Primo di una trilogia di film d’animazione ispirata ai romanzi di Project Itoh, The Empire of Corpses di Ryôtarô Makihara è il nuovo lavoro del Wit Studio dopo il successo della serie L’attacco dei Giganti diretta da Tetsurō Araki. Proiettato durante la prima giornata del Future Film Festival 2016 e in competizione per il Platinum Grand Prize, si presenta come un racconto di fantascienza steampunk con incursioni nell’horror puro, quello che pone le sue radici nel Frankenstein di Mary Shelley.

Ed è infatti proprio il romanzo di Shelley che dà inizio al XIX secolo raccontato da Makihara, nel quale partendo dagli esperimenti del dottor Victor Frankenstein la neuroscienza è riuscita a riportare in vita i morti; se vita può chiamarsi essere privati di libero arbitrio, parola e coscienza di sé e venir sfruttati dal resto dell’umanità per impieghi militari e di servitù. L’incipit romeriano con questi ultimi tra gli ultimi che, muovendosi come zombi (essendolo letteralmente), invece di scatenare il panico tra le genti adempiono senza batter ciglio ai desideri dei privilegiati – quando il cinema di genere racconta con intelligenza il classismo sociale -, lascia spazio ad una narrazione episodica pregna di eccessivo didascalismo, portando The Empire of Corpses dalle parti di Fullmetal Alchemist, al quale è parecchio somigliante anche nel tratto (Makihara era infatti nel reparto visivo de Il conquistatore di Shamballa di Seiji Mizushima, tratto dalla serie).

Ma nonostante una parte centrale dove viene a mancare il ritmo e i dialoghi lasciano a desiderare, l’opera sfodera un epilogo emozionante, con un crescendo pieno di terrore, cruenta lacerazione delle carni e angoscianti manifestazioni di (melo)dramma psicologico. Con le avventure del suo John Watson (che col dottore di Arthur Conan Doyle condivide la passione per la ricerca scientifica portata avanti in coppia con qualcuno di cui ama ammirarne l’intelligenza e dal quale non riesce a separarsi) impegnato nel tentativo di riportare realmente in vita il suo amico e collega Venerdì (che del selvaggio di Daniel Defoe possiede il carisma della guida spirituale salvifica), ripristinare cioè la sua anima e non condannarlo ad una non-vita, appare evidente l’amore da parte di Makihara, arrivati a questo punto della sua carriera, per un determinato tipo di storie.

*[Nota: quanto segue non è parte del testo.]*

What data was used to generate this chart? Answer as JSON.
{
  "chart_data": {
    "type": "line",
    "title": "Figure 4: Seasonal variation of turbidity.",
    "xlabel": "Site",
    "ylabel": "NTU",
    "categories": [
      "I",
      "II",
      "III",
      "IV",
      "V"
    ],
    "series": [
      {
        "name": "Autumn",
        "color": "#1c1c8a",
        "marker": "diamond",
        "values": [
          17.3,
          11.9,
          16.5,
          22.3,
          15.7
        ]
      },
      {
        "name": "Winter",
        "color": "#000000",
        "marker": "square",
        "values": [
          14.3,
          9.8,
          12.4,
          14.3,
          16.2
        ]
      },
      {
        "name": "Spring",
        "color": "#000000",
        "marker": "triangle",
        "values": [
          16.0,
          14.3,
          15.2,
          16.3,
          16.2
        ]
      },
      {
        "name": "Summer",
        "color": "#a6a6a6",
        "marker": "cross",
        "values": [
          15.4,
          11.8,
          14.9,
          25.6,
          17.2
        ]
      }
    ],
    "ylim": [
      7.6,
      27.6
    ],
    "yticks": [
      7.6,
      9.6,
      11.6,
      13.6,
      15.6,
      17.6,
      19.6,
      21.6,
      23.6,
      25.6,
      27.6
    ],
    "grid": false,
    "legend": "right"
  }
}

Quelle sulla volontà di infrangere le regole che stabiliscono i confini tra il mondo dei vivi e quello dei morti (nel suo precedente Hal la protagonista, non riuscendo a superare il lutto per il suo amato, decide di rimpiazzarlo con un robot), attraverso l’ingegno umano, strumento atto ad aggirare l’ostacolo materiale che separa spiriti desiderosi di rincontrarsi (qui è la neuroscienza, in Fullmetal Alchemist era l’alchimia) ma impossibilitati a farlo per colpa di trasmigrazioni di anime in corpi estranei (le due opere già citate più Colorful di Keiichi Hara, di cui Makihara ha curato l’animazione, in cui un’anima ormai prossima alla morte rivive in un quattordicenne che ha tentato il suicidio).

Come una creatura cibernetica, quello del regista giapponese è un cinema basato sul rapporto tra biologico e meccanico, caldo emozionale e freddo calcolatore, e quindi tra ciò che può consigliare il cuore per indicare il giusto percorso al cervello. Un organismo bionico nato dall’amore per Frankenstein che ci auguriamo possa crescere fino a diventare di una bellezza “mostruosa”.